Bobs is mistaken. "The antideficiency statutes' protections generally do not extend to guarantors." (LSREF2, supra, 3 Cal.App.5th at p. 1075.) Where, as here, a guarantor waives his antideficiency protections, the lender may recover a deficiency judgment "'even though the antideficiency statutes would bar the lender from recovering that same deficiency from the primary borrower.' [Citation.]" (Ibid.; see Code Civ. Proc., § 580d, subd. (b).)
Second, Bobs argues that although Draz's counterclaims in arbitration concern the validity of the Continuing Guaranties, which is also at issue in the Second Action, the counterclaims should be "disregarded." Bobs classifies Draz's counterclaims in arbitration as "nothing more than an evidentiary challenge to the authenticity of the personal guaranty attached to [Bobs's] complaint." According to Bobs, Draz will not be prejudiced by having "to raise that evidentiary objection or similar affirmative defense at trial" rather than in arbitration.
To the extent Bobs proposes prejudicial error should apply to our limited review in this case, Bobs furnishes no authority for the proposition. (See B.B. v. County of Los Angeles (2020) 10 Cal.5th 1, 11 ["As we have repeatedly observed, '"cases are not authority for propositions not considered"'"].) The "prejudice" we discern is not the ability of Draz to raise a claim in defense in this lawsuit, but his inability to do so in the forum to which he and Bobs agreed. (See Moncharsh v. Heily &Blase (1992) 3 Cal.4th 1, 9 ["'those who enter into arbitration agreements expect that their dispute will be resolved without necessity for any contact with the courts'"].)

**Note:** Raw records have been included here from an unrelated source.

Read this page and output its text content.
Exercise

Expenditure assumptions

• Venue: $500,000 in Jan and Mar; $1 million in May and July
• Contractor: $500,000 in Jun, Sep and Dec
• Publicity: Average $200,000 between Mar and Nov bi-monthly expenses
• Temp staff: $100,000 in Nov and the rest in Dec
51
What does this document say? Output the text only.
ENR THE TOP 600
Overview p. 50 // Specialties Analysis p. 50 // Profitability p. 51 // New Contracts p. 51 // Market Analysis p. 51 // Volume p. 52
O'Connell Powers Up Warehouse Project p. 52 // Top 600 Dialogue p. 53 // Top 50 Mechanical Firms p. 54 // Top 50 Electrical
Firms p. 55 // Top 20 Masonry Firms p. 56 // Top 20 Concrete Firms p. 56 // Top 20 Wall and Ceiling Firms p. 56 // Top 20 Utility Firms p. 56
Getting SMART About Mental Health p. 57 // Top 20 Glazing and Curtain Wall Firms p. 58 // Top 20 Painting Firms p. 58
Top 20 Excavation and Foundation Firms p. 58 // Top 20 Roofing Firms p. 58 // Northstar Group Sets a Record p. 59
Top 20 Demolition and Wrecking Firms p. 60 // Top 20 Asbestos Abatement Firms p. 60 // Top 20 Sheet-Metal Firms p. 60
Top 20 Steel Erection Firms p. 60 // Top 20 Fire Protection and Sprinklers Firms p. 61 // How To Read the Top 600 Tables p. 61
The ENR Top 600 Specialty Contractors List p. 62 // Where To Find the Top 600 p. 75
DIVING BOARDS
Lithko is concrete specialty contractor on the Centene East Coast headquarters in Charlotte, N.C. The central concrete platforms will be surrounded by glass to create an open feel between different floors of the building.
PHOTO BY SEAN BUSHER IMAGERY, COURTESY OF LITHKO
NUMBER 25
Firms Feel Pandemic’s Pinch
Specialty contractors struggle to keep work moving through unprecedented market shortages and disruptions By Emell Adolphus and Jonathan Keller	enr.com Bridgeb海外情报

The cases on which Bobs purports to rely do not address the standards governing the judicial compulsion of arbitration. They simply reflect the point that a trial court may prevent the filing of a declaratory relief cross-complaint based on "the same facts alleged in the separate defenses pleaded in [the] defendant's answer to the complaint." (Welfare Inv. Co v. Stowell (1933) 132 Cal.App. 275, 276278; C.J.L. Construction, Inc. v. Universal Plumbing (1993) 18 Cal.App.4th 376, 391.)
DISPOSITION
The order denying the motion to compel arbitration is reversed with directions to the trial court to grant the motion on remand. Draz is entitled to costs on appeal.
We concur: CURREY, P. J., COLLINS, J.